In [14]:
import numpy as np
import pandas as pd
from sklearn.pipeline import Pipeline, FeatureUnion
from sklearn.impute import SimpleImputer
from sklearn.preprocessing import StandardScaler, OrdinalEncoder
from sklearn.feature_selection import VarianceThreshold
from sklearn.compose import ColumnTransformer
from sklearn.feature_selection import RFE
from sklearn.linear_model import LogisticRegression
from sklearn.feature_selection import SequentialFeatureSelector
from sklearn.model_selection import train_test_split

In [15]:
data = pd.read_csv('/content/Week3_GA_dataset.csv')
data

Unnamed: 0,V1,V2,V3,V4,V5,Target
0,2.0,50.0,12500.0,98.0,NEGATIVE,YES
1,0.0,13.0,3250.0,28.0,NEGATIVE,YES
2,?,?,4000.0,35.0,NEGATIVE,YES
3,?,20.0,5000.0,45.0,NEGATIVE,YES
4,1.0,24.0,6000.0,77.0,NEGATIVE,NO
...,...,...,...,...,...,...
743,23.0,2.0,500.0,38.0,NEGATIVE,NO
744,21.0,2.0,500.0,52.0,NEGATIVE,NO
745,23.0,3.0,750.0,62.0,NEGATIVE,NO
746,39.0,1.0,250.0,39.0,NEGATIVE,NO


In [8]:
data.replace('?', np.nan, inplace=True)

# Convert numerical columns to float
for col in ['V1', 'V2', 'V3', 'V4']:
    data[col] = data[col].astype(float)

# Define feature indices
numerical_features = [0, 1, 2, 3]  # Features 1, 2, 3, 4
categorical_features = [4]  # Feature 5

# Define transformers
num_pipeline = Pipeline([
    ('imputer', SimpleImputer(strategy='mean')),  # Handling missing values
    ('scaler', StandardScaler())  # Standardizing numerical features
])

cat_pipeline = Pipeline([
    ('encoder', OrdinalEncoder())  # Encoding categorical feature
])

# Combine transformations using ColumnTransformer
preprocessor = ColumnTransformer([
    ('num', num_pipeline, numerical_features),
    ('cat', cat_pipeline, categorical_features)
])

# Full pipeline with variance threshold feature selection
full_pipeline = Pipeline([
    ('preprocessing', preprocessor),
    ('feature_selection', VarianceThreshold(threshold=0.1))  # Removing low-variance features
])

# Apply pipeline to the dataset
processed_data = full_pipeline.fit_transform(data)

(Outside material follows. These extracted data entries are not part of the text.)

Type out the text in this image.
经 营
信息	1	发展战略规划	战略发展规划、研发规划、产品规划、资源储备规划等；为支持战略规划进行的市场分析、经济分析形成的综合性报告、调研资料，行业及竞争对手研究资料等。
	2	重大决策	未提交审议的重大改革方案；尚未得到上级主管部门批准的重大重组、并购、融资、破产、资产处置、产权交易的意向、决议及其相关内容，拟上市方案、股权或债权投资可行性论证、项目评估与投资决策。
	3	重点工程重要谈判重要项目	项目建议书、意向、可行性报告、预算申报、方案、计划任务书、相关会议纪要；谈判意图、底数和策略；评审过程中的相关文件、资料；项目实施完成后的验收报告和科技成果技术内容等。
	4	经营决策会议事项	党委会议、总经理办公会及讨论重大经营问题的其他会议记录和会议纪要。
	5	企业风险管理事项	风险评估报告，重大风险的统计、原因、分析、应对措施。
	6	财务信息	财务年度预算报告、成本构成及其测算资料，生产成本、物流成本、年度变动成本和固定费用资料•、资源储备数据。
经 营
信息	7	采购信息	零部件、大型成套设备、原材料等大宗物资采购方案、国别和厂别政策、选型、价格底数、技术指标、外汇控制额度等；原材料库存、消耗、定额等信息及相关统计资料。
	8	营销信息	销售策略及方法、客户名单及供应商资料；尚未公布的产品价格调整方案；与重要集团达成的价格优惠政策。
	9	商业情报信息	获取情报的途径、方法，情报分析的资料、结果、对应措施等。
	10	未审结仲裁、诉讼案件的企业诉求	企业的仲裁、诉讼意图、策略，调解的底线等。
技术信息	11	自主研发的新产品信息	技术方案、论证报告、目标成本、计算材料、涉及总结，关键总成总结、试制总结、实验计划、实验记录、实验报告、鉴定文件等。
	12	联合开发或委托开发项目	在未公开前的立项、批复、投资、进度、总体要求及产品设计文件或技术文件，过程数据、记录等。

# Display the transformed data
print("Transformed Feature Matrix:\n", processed_data)
print("Number of remaining features after VarianceThreshold:", processed_data.shape[1])


Transformed Feature Matrix:
 [[-9.38169390e-01  7.70986653e+00  7.62334626e+00  2.61563344e+00]
 [-1.18627754e+00  1.30454949e+00  1.28273826e+00 -2.57880900e-01]
 [ 0.00000000e+00 -1.53758496e-16  1.79684161e+00  2.94705348e-02]
 ...
 [ 1.66696622e+00 -4.26617275e-01 -4.30939574e-01  1.13782607e+00]
 [ 3.65183145e+00 -7.72850628e-01 -7.73675141e-01  1.93671355e-01]
 [ 7.74561598e+00 -7.72850628e-01 -7.73675141e-01  1.54832812e+00]]
Number of remaining features after VarianceThreshold: 4


In [13]:
df = data
# Convert missing values ('?') to NaN and ensure numerical columns are floats
df.replace('?', np.nan, inplace=True)
numerical_features = ['V1', 'V2', 'V3', 'V4']
categorical_features = ['V5']

for col in numerical_features:
    df[col] = df[col].astype(float)

# Encode target variable
target_encoder = OrdinalEncoder()
df['Target'] = target_encoder.fit_transform(df[['Target']]).astype(int)  # Ensuring integer labels

# Define preprocessing pipeline
num_pipeline = Pipeline([
    ('imputer', SimpleImputer(strategy='mean')),  # Fill missing values
    ('scaler', StandardScaler())  # Standardize numerical features
])

cat_pipeline = Pipeline([
    ('encoder', OrdinalEncoder())  # Encode categorical features
])

preprocessor = ColumnTransformer([
    ('num', num_pipeline, numerical_features),
    ('cat', cat_pipeline, categorical_features)
])

# Apply pipeline to feature matrix
X = df.drop(columns=['Target'])  # Features
y = df['Target']  # Target variable

# Preprocess features
X_processed = preprocessor.fit_transform(X)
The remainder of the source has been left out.